Infectious agents are responsible for 20% of cancers worldwide. Vaccinations and therapies should work on cancers caused by such agents. In total infectious cancers worldwide there are the following indicated:

Human papillomavirus - cervical cancer
Hepatitis B and C - liver cancer
HIV and Kaposi's sarcoma

Oncogenesis is the accumulation of genetic changes that alter proteins that control cell growth and division. Oncogenic virsuses can affect these changes. Retroviruses insert DNA into our DNA which can alter human DNA to upregulate these things.

Human viruses:

HPV - cervical cancer
Herpes - Kaposi's sarcoma and Epstein-Barr Virus (after immunosuppression)
HBV and HCV - liver cancer

Most important ones:

Hepatitis C
Human T-cell leukaemia virus type 1
Human Papillomavirus
Epstein-Barr virus
Hepatitis B 


Immune control is vital in cancer development, as usually the immune system controls elimination, equilibrium and finally evasion.

Koch's postulates:
- regular association
- virus can be taken from host and grown in culture
- reintroduced virus causes disease
- reintroduced virus can be extracted and grown in culture

This does not occur in all viruses that are involved in human cancer.
Obviously introducing vaccines has been shown to reduce the rate of cancer.
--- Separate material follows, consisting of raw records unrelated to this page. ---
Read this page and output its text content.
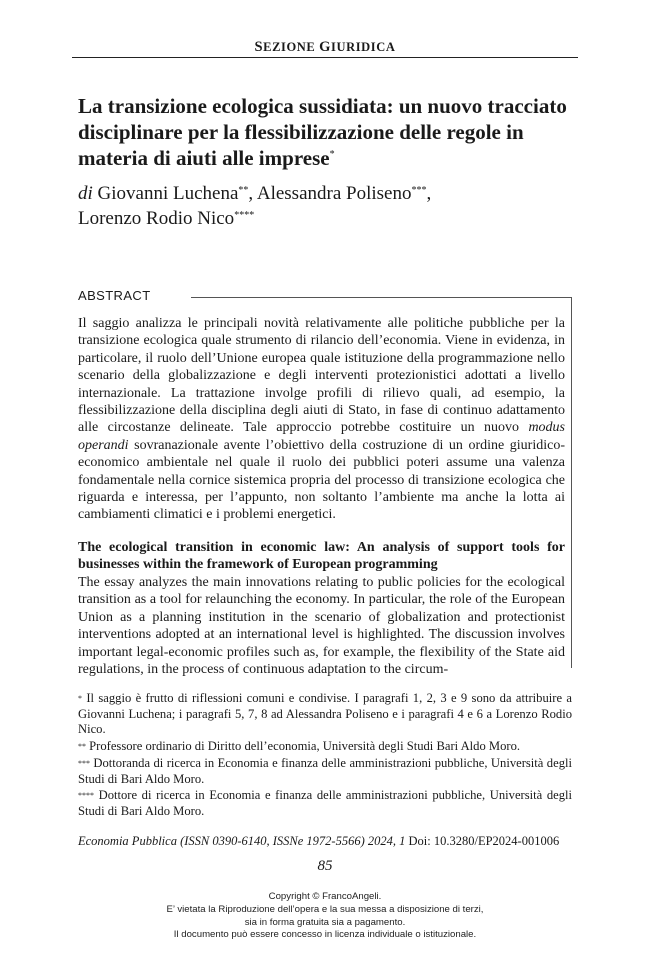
SEZIONE GIURIDICA
La transizione ecologica sussidiata: un nuovo tracciato disciplinare per la flessibilizzazione delle regole in materia di aiuti alle imprese*
di Giovanni Luchena**, Alessandra Poliseno***,
Lorenzo Rodio Nico****
ABSTRACT
Il saggio analizza le principali novità relativamente alle politiche pubbliche per la transizione ecologica quale strumento di rilancio dell’economia. Viene in evidenza, in particolare, il ruolo dell’Unione europea quale istituzione della programmazione nello scenario della globalizzazione e degli interventi protezionistici adottati a livello internazionale. La trattazione involge profili di rilievo quali, ad esempio, la flessibilizzazione della disciplina degli aiuti di Stato, in fase di continuo adattamento alle circostanze delineate. Tale approccio potrebbe costituire un nuovo modus operandi sovranazionale avente l’obiettivo della costruzione di un ordine giuridico-economico ambientale nel quale il ruolo dei pubblici poteri assume una valenza fondamentale nella cornice sistemica propria del processo di transizione ecologica che riguarda e interessa, per l’appunto, non soltanto l’ambiente ma anche la lotta ai cambiamenti climatici e i problemi energetici.
The ecological transition in economic law: An analysis of support tools for businesses within the framework of European programming
The essay analyzes the main innovations relating to public policies for the ecological transition as a tool for relaunching the economy. In particular, the role of the European Union as a planning institution in the scenario of globalization and protectionist interventions adopted at an international level is highlighted. The discussion involves important legal-economic profiles such as, for example, the flexibility of the State aid regulations, in the process of continuous adaptation to the circum-
* Il saggio è frutto di riflessioni comuni e condivise. I paragrafi 1, 2, 3 e 9 sono da attribuire a Giovanni Luchena; i paragrafi 5, 7, 8 ad Alessandra Poliseno e i paragrafi 4 e 6 a Lorenzo Rodio Nico.
** Professore ordinario di Diritto dell’economia, Università degli Studi Bari Aldo Moro.
*** Dottoranda di ricerca in Economia e finanza delle amministrazioni pubbliche, Università degli Studi di Bari Aldo Moro.
**** Dottore di ricerca in Economia e finanza delle amministrazioni pubbliche, Università degli Studi di Bari Aldo Moro.
Economia Pubblica (ISSN 0390-6140, ISSNe 1972-5566) 2024, 1 Doi: 10.3280/EP2024-001006
85
Copyright © FrancoAngeli.
E’ vietata la Riproduzione dell’opera e la sua messa a disposizione di terzi,
sia in forma gratuita sia a pagamento.
Il documento può essere concesso in licenza individuale o istituzionale.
KSHV is an AIDs defining illness. There are different types of KS and it was first seen in elderly Mediterranean men and then it became noticeable in a number of young homosexual men. This was associated with HIV. It can also be caused in an iatrogenic way or endemically.
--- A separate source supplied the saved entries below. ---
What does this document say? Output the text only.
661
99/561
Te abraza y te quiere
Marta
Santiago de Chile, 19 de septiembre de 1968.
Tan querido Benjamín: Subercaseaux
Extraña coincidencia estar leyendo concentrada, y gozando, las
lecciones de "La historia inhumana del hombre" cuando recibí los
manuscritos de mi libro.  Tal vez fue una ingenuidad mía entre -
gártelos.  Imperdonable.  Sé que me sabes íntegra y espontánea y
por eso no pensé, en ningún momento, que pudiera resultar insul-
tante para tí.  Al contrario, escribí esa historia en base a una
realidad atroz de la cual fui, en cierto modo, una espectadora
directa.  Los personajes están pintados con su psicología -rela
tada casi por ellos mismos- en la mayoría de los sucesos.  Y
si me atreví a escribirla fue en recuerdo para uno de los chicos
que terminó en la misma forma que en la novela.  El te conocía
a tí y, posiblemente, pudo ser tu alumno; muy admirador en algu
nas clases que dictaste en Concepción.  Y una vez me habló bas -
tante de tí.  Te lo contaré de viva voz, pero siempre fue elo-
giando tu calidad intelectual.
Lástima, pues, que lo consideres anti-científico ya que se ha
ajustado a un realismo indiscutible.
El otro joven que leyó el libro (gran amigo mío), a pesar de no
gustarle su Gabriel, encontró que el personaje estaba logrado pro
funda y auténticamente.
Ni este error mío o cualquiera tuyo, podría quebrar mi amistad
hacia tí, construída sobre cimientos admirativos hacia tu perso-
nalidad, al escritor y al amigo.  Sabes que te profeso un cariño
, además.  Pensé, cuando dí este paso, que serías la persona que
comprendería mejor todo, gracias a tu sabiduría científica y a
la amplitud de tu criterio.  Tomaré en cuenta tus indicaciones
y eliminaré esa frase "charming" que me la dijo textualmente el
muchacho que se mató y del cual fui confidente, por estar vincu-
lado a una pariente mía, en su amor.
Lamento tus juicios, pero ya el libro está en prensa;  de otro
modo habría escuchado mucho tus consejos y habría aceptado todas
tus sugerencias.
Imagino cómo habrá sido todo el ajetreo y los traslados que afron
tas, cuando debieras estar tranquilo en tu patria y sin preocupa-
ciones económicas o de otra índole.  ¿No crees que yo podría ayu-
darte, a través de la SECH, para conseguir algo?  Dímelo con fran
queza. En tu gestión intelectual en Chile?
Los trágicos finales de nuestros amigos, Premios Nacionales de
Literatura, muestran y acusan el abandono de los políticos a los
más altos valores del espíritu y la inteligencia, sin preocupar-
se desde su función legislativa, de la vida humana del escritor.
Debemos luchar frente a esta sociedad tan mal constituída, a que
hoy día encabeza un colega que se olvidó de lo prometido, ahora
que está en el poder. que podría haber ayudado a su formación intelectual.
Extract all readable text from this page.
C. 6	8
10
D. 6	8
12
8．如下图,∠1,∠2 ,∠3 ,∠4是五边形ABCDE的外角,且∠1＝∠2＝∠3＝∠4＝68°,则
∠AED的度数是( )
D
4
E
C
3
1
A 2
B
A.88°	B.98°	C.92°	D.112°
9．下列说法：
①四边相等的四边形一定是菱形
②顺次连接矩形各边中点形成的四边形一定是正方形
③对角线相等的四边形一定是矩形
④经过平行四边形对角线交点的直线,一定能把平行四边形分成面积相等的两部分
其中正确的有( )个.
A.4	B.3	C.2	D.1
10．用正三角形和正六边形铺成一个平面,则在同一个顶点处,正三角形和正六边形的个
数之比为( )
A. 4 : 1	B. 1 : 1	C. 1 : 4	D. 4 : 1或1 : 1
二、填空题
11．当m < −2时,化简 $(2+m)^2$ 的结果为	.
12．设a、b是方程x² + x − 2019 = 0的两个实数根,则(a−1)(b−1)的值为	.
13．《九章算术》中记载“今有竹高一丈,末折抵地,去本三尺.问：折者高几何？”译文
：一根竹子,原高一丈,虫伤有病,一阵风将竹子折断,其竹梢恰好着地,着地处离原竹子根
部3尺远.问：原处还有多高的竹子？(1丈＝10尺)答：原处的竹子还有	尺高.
In HIV infection there is a 200,000 times higher incidence of KSHV than in the general population. There is a proved connection between KS and KSHV. In the spindle cells of KS there is Latent nuclear antigen (LANA). KS causes tumour products transcriptionally. In KSHV there are phenotypic changes from cobblestone to spindle cells.

Koch's postulates have been updated as they don't work exactly in relation to viruses associated with cancer. The viruses are obviously related and the tumours show copies of the KSHV, however, it can't be isolated and reintroduced- ethically this is not viable! In macaque monkeys this has been shown to increase the chance of tumour.
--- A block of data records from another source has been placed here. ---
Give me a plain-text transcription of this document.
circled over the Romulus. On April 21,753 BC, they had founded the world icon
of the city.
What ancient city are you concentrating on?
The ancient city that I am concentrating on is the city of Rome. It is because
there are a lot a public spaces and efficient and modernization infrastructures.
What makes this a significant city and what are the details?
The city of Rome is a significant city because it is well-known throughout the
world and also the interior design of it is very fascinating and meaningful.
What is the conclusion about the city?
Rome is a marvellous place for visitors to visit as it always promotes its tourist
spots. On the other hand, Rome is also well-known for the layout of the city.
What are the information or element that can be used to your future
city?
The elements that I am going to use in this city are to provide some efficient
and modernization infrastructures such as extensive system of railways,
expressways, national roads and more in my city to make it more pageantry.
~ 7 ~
Zur Hausen updated the criteria:
-regular presence and persistance in biopsies
-growth promotion of upregulated genes
-malignant phenotype dependent on expression of the genes
-major risk factor for the development of tumour

Eukaryotic cell cycle is a very ordered process which means all the right factors need to come together to downregulate inhibition and increase the proliferation. The signals are produced in the cell and it regulates itself. The processes are M, G1, S and G2. Cytokines regulate the whole process, which cyclins. CDKs are involved. Usually the inhibitors of the cyclins and cytokines prevent proliferation.

HPV affects the non-differentiating keratinocytes to replicate in an unregulated manner. In the upregulation, the host usually acts to prevent proliferation by trying to apoptose cells usually but HPV suppressing the RB gene and phosphorylating this protein and suppressing p53. HPV E6 binds to p53 causes lack of transcription of cell cycle inhibitors. We can vaccinate against this by giving empty capsids, meaning you get the immune response to the virus stopping you from getting it.

Newcastle disease from chickens can cause an 'immunity' to stomach cancer!

Retroviruses cause the responses. However, there can be latency as the virus needs to insert near the gene it wants to activate to cause the change in the cell cycle. For example, if the virus is near c-myc gene this upregulates the gene. It is hard to attribute the cause to a virus.

Tumour associated viruses show us a lot about which genes are essential in cancer.
Novel therapeutic approaches involve vaccines.